Since I don’t do that (I prefer to focus on the present with my emotions, needs and feelings when I choose my tea), I went on thinking about how I select the teas I buy (I know I have been dealing with this topic on some occasions on Teatrade but I would like to elaborate a little more).
When it comes to this, there are some basic schools: the “I only like a specific origin”, the “I only like teas that are blended with lemon” or the “let’s be adventurous and try to find something new.”
Obviously, you can add many more but I tried to gather all of them in a couple of big families.
If I had to define my style, I would go with the last one but with a slight twist, that allows me to be a bit idiosyncratic (since I first read it years ago, I always dreamt of using such a word). Some might say that I am a victim of our marketing times and I couldn’t agree less but I hope my selection process allows me to be something more than that.
But let’s get back on topic, me and my way of selecting the teas I buy.
First and foremost, the tea has to have an interesting name. Why a name? Because this is what attracts me first and foremost (hence the marketing victim).
What is an interesting name will you ask me. The answer is simple; one that allows me to travel in space and/or time, one that intrigues me. It changes from time to time as my interests are not always the same.
Then if it is a blend, I look at what is in it (mostly because I don’t like everything) and then smell it (although this is not mandatory as I don’t have a really good smell sense).

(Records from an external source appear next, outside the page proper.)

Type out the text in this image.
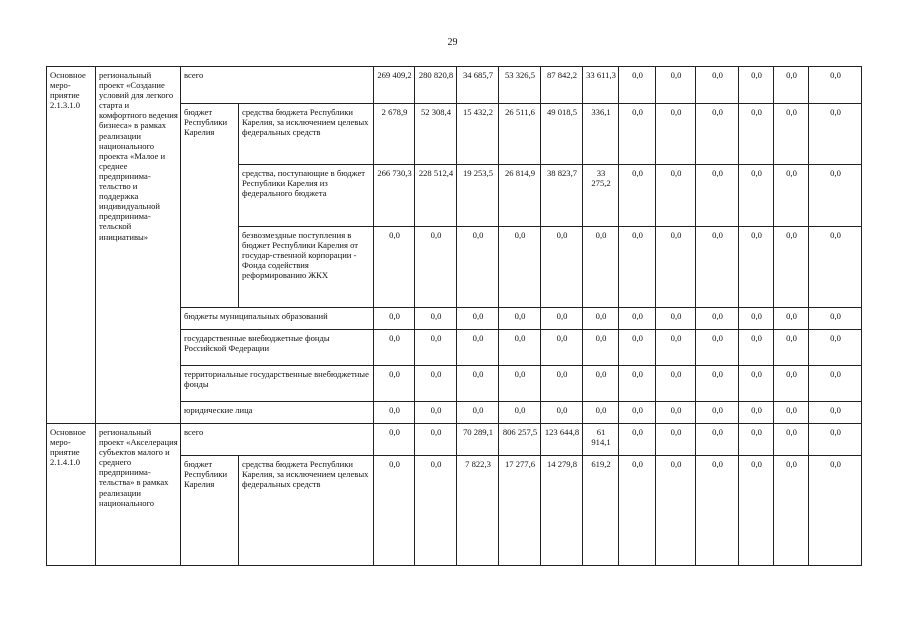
29
Основное меро-приятие 2.1.3.1.0	региональный проект «Создание условий для легкого старта и комфортного ведения бизнеса» в рамках реализации национального проекта «Малое и среднее предпринима-тельство и поддержка индивидуальной предпринима-тельской инициативы»	всего		269 409,2	280 820,8	34 685,7	53 326,5	87 842,2	33 611,3	0,0	0,0	0,0	0,0	0,0	0,0
		бюджет Республики Карелия	средства бюджета Республики Карелия, за исключением целевых федеральных средств	2 678,9	52 308,4	15 432,2	26 511,6	49 018,5	336,1	0,0	0,0	0,0	0,0	0,0	0,0
			средства, поступающие в бюджет Республики Карелия из федерального бюджета	266 730,3	228 512,4	19 253,5	26 814,9	38 823,7	33 275,2	0,0	0,0	0,0	0,0	0,0	0,0
			безвозмездные поступления в бюджет Республики Карелия от государ-ственной корпорации - Фонда содействия реформированию ЖКХ	0,0	0,0	0,0	0,0	0,0	0,0	0,0	0,0	0,0	0,0	0,0	0,0
		бюджеты муниципальных образований		0,0	0,0	0,0	0,0	0,0	0,0	0,0	0,0	0,0	0,0	0,0	0,0
		государственные внебюджетные фонды Российской Федерации		0,0	0,0	0,0	0,0	0,0	0,0	0,0	0,0	0,0	0,0	0,0	0,0
		территориальные государственные внебюджетные фонды		0,0	0,0	0,0	0,0	0,0	0,0	0,0	0,0	0,0	0,0	0,0	0,0
		юридические лица		0,0	0,0	0,0	0,0	0,0	0,0	0,0	0,0	0,0	0,0	0,0	0,0
Основное меро-приятие 2.1.4.1.0	региональный проект «Акселерация субъектов малого и среднего предпринима-тельства» в рамках реализации национального	всего		0,0	0,0	70 289,1	806 257,5	123 644,8	61 914,1	0,0	0,0	0,0	0,0	0,0	0,0
		бюджет Республики Карелия	средства бюджета Республики Карелия, за исключением целевых федеральных средств	0,0	0,0	7 822,3	17 277,6	14 279,8	619,2	0,0	0,0	0,0	0,0	0,0	0,0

The ultimate step on my quest for a new tea is quite obvious: try it.
After getting to this point, you will tell me that this only works for blended teas and that for “pure” teas, I can’t and will probably never do it that way.
You are partly right (and then partly wrong) as I have certain preferences and although the names of the different gardens are sometimes an adventure by themselves, they can also be quite blunt.
However, let me tell you about three purchases I made during last year.
The first one (not in our normal spatio-temporal setting but in my memories) took place in Hamburg with our good friend @lahikmajoe. We went to a store I had never heard of that was full of Indian teas in bags and in bulk.
I came out of there with a bag of Darjeeling (obvious, no?) but from a garden named Bannockburn, which is a place in Scotland where the Scots fought and won against the English. Since I saw Braveheart, I had vivid pictures of this battle and of this place and upon seeing that name, my mind wandered and tried to create a link between the battle and the garden (for your information, I came up with one but I didn’t bother to look and check if I was right or wrong).
The second one (still in my memories) was bought in Norway.
I went to a nice shopping place (see there for my whole experience) and found this tea a China Moon Palace.
This name was so full of promises; imagine this what is a Moon Palace? And a Chinese one? Is it a mix of pagodas and the Forbidden City set on the Moon? Or something completely different? Again, I stopped there and didn’t fly to the Moon or play among the stars to see if I was right or wrong.
The power of this name was so strong and the smell was so nice that I bought a bag of it.
The last example was after these two events and took place on the Internet.
I was looking for an Oolong on the website of a company with good quality teas and I found one whose name would translate as Unique Leaf of the Phoenix (I am not sure if I translated right but I think you got the meaning).
I have a certain liking for odd and mythological beasts like the Phoenix (but also many others) and this is why I was attracted to this tea.
I don’t think it made me fly like a phoenix or that it will allow me to reborn from my ashes but after drinking it, I like its taste.
Now, you know a little more about how I proceed to select the teas I buy.
How do you do that? Am I the only one to have such a non standardised and personal selection process?